At that point, Poole’s Index morphed into the Readers Guide to Periodical Literature (published by the H.W. Wilson Company to this day). The books were large and heavy. Like Poole’s, they were used in libraries by the reading public.    

To better serve business, an Ohioan named Frank Burrelle established a clipping bureau in New York City in 1888. It is said that he came up with the idea after overhearing two businessmen -- possibly in a saloon -- discuss the need to collect news stories about their own companies.* The great success of Burrelle’s Press Clipping Bureau would have been impossible without Frank’s partner, his wife Nellie.     

Advertisement for Burrelle's, 1910
(Museum of Public Relations)

That brings us back to James Buchanan, who worked as an office boy at Burrelle’s for three weeks during the summer of 1904.

The son of Scottish immigrants, fifteen-year-old James lived in Brooklyn with his father, Robert, a boiler master, and his mother, Elizabeth. He was one of eleven siblings, evidently the only Buchanan child who dropped out of school and started running around town when he was ten years old.  Sometimes he would disappear for weeks, his mother told a newspaper reporter for the Brooklyn Daily Eagle.
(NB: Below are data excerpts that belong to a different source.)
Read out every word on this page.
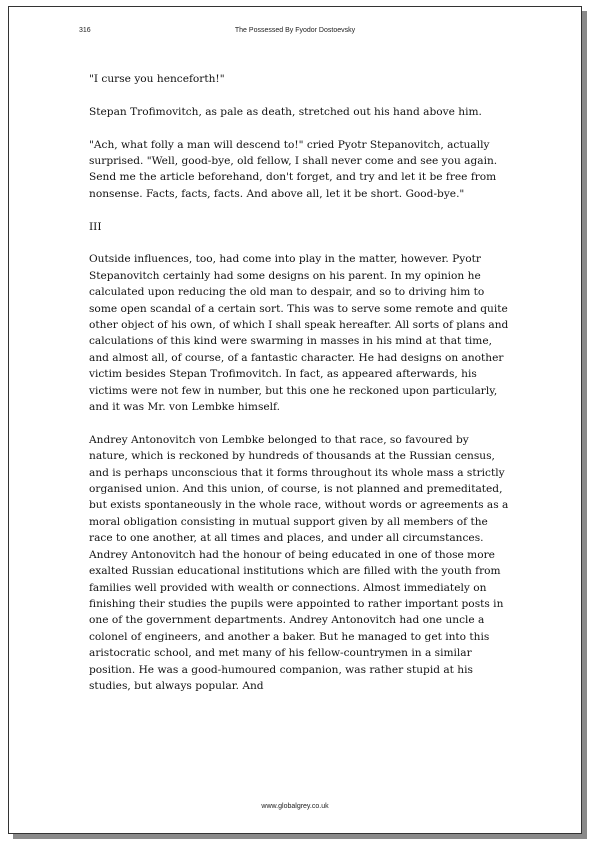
316	The Possessed By Fyodor Dostoevsky

"I curse you henceforth!"

Stepan Trofimovitch, as pale as death, stretched out his hand above him.

"Ach, what folly a man will descend to!" cried Pyotr Stepanovitch, actually surprised. "Well, good-bye, old fellow, I shall never come and see you again. Send me the article beforehand, don't forget, and try and let it be free from nonsense. Facts, facts, facts. And above all, let it be short. Good-bye."

III

Outside influences, too, had come into play in the matter, however. Pyotr Stepanovitch certainly had some designs on his parent. In my opinion he calculated upon reducing the old man to despair, and so to driving him to some open scandal of a certain sort. This was to serve some remote and quite other object of his own, of which I shall speak hereafter. All sorts of plans and calculations of this kind were swarming in masses in his mind at that time, and almost all, of course, of a fantastic character. He had designs on another victim besides Stepan Trofimovitch. In fact, as appeared afterwards, his victims were not few in number, but this one he reckoned upon particularly, and it was Mr. von Lembke himself.

Andrey Antonovitch von Lembke belonged to that race, so favoured by nature, which is reckoned by hundreds of thousands at the Russian census, and is perhaps unconscious that it forms throughout its whole mass a strictly organised union. And this union, of course, is not planned and premeditated, but exists spontaneously in the whole race, without words or agreements as a moral obligation consisting in mutual support given by all members of the race to one another, at all times and places, and under all circumstances. Andrey Antonovitch had the honour of being educated in one of those more exalted Russian educational institutions which are filled with the youth from families well provided with wealth or connections. Almost immediately on finishing their studies the pupils were appointed to rather important posts in one of the government departments. Andrey Antonovitch had one uncle a colonel of engineers, and another a baker. But he managed to get into this aristocratic school, and met many of his fellow-countrymen in a similar position. He was a good-humoured companion, was rather stupid at his studies, but always popular. And

www.globalgrey.co.uk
 “He has given us a good deal of trouble,” she said. “James is the only wild one.”

BEWAILS HER SON’S FAULTS
Mother of Young James Buchanan
Fears He’s a Criminal

What precipitated the publicity, in August 1904, is that James stole $65 from Burrelle’s. The manager of the bureau, an amateur historian named Charles Hemstreet, had asked James to go to the bank to change large bills to small bills.

James did not return. Instead, he headed west. He had been talking about the Louisiana Purchase Exposition – the St. Louis World’s Fair – since it opened in April, Mrs. Buchanan said. Hemstreet agreed that James had an “intense desire” to visit the Fair.
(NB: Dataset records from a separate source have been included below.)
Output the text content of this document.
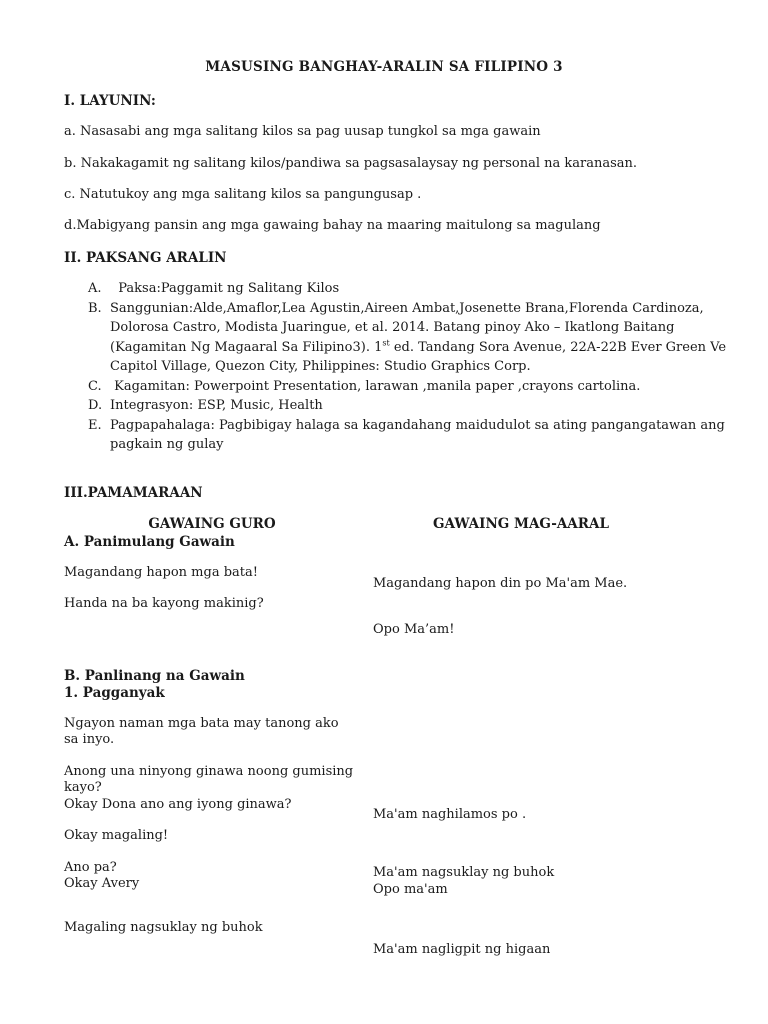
MASUSING BANGHAY-ARALIN SA FILIPINO 3
I. LAYUNIN:
a. Nasasabi ang mga salitang kilos sa pag uusap tungkol sa mga gawain
b. Nakakagamit ng salitang kilos/pandiwa sa pagsasalaysay ng personal na karanasan.
c. Natutukoy ang mga salitang kilos sa pangungusap .
d.Mabigyang pansin ang mga gawaing bahay na maaring maitulong sa magulang
II. PAKSANG ARALIN
A. Paksa:Paggamit ng Salitang Kilos
B. Sanggunian:Alde,Amaflor,Lea Agustin,Aireen Ambat,Josenette Brana,Florenda Cardinoza, Dolorosa Castro, Modista Juaringue, et al. 2014. Batang pinoy Ako – Ikatlong Baitang (Kagamitan Ng Magaaral Sa Filipino3). 1st ed. Tandang Sora Avenue, 22A-22B Ever Green Ve Capitol Village, Quezon City, Philippines: Studio Graphics Corp.
C. Kagamitan: Powerpoint Presentation, larawan ,manila paper ,crayons cartolina.
D. Integrasyon: ESP, Music, Health
E. Pagpapahalaga: Pagbibigay halaga sa kagandahang maidudulot sa ating pangangatawan ang pagkain ng gulay
III.PAMAMARAAN
GAWAING GURO	GAWAING MAG-AARAL
A. Panimulang Gawain
Magandang hapon mga bata!
Handa na ba kayong makinig?
Magandang hapon din po Ma'am Mae.
Opo Ma’am!
B. Panlinang na Gawain
1. Pagganyak
Ngayon naman mga bata may tanong ako sa inyo.
Anong una ninyong ginawa noong gumising kayo?
Okay Dona ano ang iyong ginawa?
Okay magaling!
Ano pa?
Okay Avery
Magaling nagsuklay ng buhok
Ma'am naghilamos po .
Ma'am nagsuklay ng buhok
Opo ma'am
Ma'am nagligpit ng higaan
Who could blame him? I can see him rocking in his seat on the Ferris wheel, 265 feet in the air, leaning over the side to take in the Textiles, Electricity-Machinery, and Transportation Buildings, the Lagoon, the Crystal Palace Tower, Observatory and Wireless Telegraph Station, the Palace of the Arts . . .

 . . . and spending that $65 on cotton candy, ice cream cones, hotdogs, hamburgers – palatable new delights introduced at the fair!

Surely James had a great time in St. Louis. By September, when the fair closed, he had presumably wended his way back east, where he would settle down and marry and become, at various points, a clerk, a bookkeeper, and the assistant superintendent of a plumbing supply house.

There’s one odd aspect of James’s story: the discrepancy between his mother’s description of her son and that of Charles Hemstreet, who considered James to be a “model boy.” The New York Times reported:

The press-clipping bureau people thought the boy a jewel. He parted his hair daily, spoke in a soft voice, was never heard to use bad language, had a neatly folded, clean handkerchief every morning, and never shirked his work except to read a New Testament that he always carried with him.

On his second day at the clipping bureau he astonished manager Charles Hemstreet by asking to be allowed to attend his Bible class. The manager was so astonished that he complied. The boy even got the manager so interested that he tried to help him in his studies, but found the boy almost as proficient as he was.

So, which was it? Can the wild one also be a student of the Bible who parts his hair daily?

 


*Burrelle's was not the first clipping bureau; the service existed in Paris and London by 1880, and in Chicago and New York City by the mid-1880s.